Introduction to Feature Engineering and Selection

Summary

Engineer and select features to improve supervised machine learning solutions.

Description

As data practitioners work on supervised machine learning solutions, they often need to manipulate data to ensure that it is compatible with machine learning algorithm requirements and the model is meeting its objective. This process is known as feature engineering, and the end result is to improve the output of machine learning solutions. Once features are engineered, data practitioners also commonly need to determine the best way to select the best features to use in their machine learning projects. In this course, you’ll learn how to perform both of these tasks. This course is divided into two modules - in the first, you’ll explore feature engineering. In the second, you’ll explore feature selection. Both modules will start with an introduction to these topics - what they are and why they’re used. Then, you’ll review techniques that help data practitioners perform these tasks. Finally, you’ll have the chance to perform two hands-on lab activities - one where you will engineer features and another where you will select features for a fictional machine learning scenario.

Learning objectives

  • Explain popular feature engineering techniques used to improve supervised machine learning solutions.

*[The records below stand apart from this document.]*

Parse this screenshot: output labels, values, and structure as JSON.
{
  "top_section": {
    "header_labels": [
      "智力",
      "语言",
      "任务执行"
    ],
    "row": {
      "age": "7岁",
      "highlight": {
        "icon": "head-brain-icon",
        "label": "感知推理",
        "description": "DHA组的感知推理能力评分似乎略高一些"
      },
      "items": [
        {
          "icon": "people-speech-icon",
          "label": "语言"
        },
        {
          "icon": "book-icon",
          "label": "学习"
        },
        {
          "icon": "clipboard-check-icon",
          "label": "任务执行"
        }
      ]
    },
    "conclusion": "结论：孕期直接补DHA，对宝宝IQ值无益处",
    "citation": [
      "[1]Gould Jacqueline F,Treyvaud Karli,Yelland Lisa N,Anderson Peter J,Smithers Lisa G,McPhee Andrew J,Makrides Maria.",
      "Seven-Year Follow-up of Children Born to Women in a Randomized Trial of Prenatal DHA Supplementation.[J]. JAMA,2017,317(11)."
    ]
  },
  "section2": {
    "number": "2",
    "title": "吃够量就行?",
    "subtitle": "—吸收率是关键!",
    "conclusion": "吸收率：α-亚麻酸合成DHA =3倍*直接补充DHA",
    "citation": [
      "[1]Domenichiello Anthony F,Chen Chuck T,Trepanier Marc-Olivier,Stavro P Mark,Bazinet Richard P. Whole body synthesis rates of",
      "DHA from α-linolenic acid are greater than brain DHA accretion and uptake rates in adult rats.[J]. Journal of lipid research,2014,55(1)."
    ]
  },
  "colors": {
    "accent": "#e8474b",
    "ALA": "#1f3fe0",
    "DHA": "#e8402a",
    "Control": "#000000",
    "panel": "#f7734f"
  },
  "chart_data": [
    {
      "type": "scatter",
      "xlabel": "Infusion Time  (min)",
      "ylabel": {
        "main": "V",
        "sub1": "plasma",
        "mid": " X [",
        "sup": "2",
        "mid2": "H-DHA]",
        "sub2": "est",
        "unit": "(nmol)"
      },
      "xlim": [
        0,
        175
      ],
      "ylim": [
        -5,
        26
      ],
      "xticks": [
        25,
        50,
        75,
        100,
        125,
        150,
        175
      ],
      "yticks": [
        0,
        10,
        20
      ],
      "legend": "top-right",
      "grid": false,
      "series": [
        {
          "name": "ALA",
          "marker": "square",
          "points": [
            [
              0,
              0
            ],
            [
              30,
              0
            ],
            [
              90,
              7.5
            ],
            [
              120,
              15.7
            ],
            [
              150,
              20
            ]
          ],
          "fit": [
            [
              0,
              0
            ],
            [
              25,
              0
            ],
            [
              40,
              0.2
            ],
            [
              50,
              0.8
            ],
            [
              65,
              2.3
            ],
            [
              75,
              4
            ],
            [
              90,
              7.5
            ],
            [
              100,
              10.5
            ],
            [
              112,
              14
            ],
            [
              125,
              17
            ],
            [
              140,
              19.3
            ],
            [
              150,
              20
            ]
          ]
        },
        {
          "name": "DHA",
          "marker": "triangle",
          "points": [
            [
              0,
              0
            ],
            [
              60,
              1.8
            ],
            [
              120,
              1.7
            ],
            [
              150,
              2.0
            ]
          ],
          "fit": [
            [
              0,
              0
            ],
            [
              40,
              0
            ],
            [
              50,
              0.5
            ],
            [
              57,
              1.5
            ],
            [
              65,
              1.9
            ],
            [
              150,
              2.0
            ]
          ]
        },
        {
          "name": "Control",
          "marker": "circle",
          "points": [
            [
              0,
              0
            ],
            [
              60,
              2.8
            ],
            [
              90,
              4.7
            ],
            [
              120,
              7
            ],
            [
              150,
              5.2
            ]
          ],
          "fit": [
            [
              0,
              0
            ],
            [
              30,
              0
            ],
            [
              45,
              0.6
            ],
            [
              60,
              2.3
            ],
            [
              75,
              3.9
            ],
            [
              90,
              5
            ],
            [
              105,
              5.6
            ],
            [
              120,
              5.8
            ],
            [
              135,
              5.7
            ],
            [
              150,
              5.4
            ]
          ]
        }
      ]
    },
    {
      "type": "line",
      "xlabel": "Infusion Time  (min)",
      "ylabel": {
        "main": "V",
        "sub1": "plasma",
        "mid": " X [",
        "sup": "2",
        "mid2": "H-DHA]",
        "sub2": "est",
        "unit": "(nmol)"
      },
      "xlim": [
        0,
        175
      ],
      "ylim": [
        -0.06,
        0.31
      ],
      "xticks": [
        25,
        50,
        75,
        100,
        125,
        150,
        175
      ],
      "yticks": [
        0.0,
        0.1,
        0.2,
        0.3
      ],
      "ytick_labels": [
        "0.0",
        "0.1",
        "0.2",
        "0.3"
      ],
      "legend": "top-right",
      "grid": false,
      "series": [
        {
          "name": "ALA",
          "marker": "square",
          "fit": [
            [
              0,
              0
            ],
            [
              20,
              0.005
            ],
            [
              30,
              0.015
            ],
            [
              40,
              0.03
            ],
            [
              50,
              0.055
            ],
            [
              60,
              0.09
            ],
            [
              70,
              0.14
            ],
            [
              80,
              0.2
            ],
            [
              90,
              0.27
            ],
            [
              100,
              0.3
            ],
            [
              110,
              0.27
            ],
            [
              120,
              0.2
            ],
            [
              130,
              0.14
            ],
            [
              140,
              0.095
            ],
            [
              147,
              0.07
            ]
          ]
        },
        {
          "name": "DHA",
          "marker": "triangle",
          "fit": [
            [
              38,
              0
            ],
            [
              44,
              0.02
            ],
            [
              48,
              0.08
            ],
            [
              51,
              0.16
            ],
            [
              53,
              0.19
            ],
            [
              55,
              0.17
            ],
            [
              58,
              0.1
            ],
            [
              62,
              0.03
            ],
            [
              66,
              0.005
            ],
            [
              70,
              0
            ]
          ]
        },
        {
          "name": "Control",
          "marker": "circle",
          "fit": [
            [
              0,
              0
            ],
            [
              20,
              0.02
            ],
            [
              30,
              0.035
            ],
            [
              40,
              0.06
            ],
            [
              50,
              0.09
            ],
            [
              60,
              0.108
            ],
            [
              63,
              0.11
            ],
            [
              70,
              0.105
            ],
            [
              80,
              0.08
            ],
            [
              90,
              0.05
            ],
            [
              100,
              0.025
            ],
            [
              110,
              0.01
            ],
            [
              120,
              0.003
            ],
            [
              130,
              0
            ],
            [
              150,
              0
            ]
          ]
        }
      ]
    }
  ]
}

  • Explain popular feature selection techniques used to improve supervised machine learning solutions.

  • Engineer meaningful features for use in a supervised machine learning project using the Databricks Data Science Workspace.

  • Select meaningful features for use in a supervised machine learning project using the Databricks Data Science Workspace.

Prerequisites

  • Intermediate experience with machine learning (experience using machine learning and data science libraries like scikit-learn and Pandas, knowledge of linear models)

  • Intermediate experience using the Databricks Workspace to perform data analysis (using Spark DataFrames, Databricks notebooks, etc.)

  • Beginning experience with statistical concepts commonly used in data science

Learning path

  • This course is part of the Data Scientist learning path.

Proof of completion

  • Upon 80% completion of this course, you will receive a proof of completion.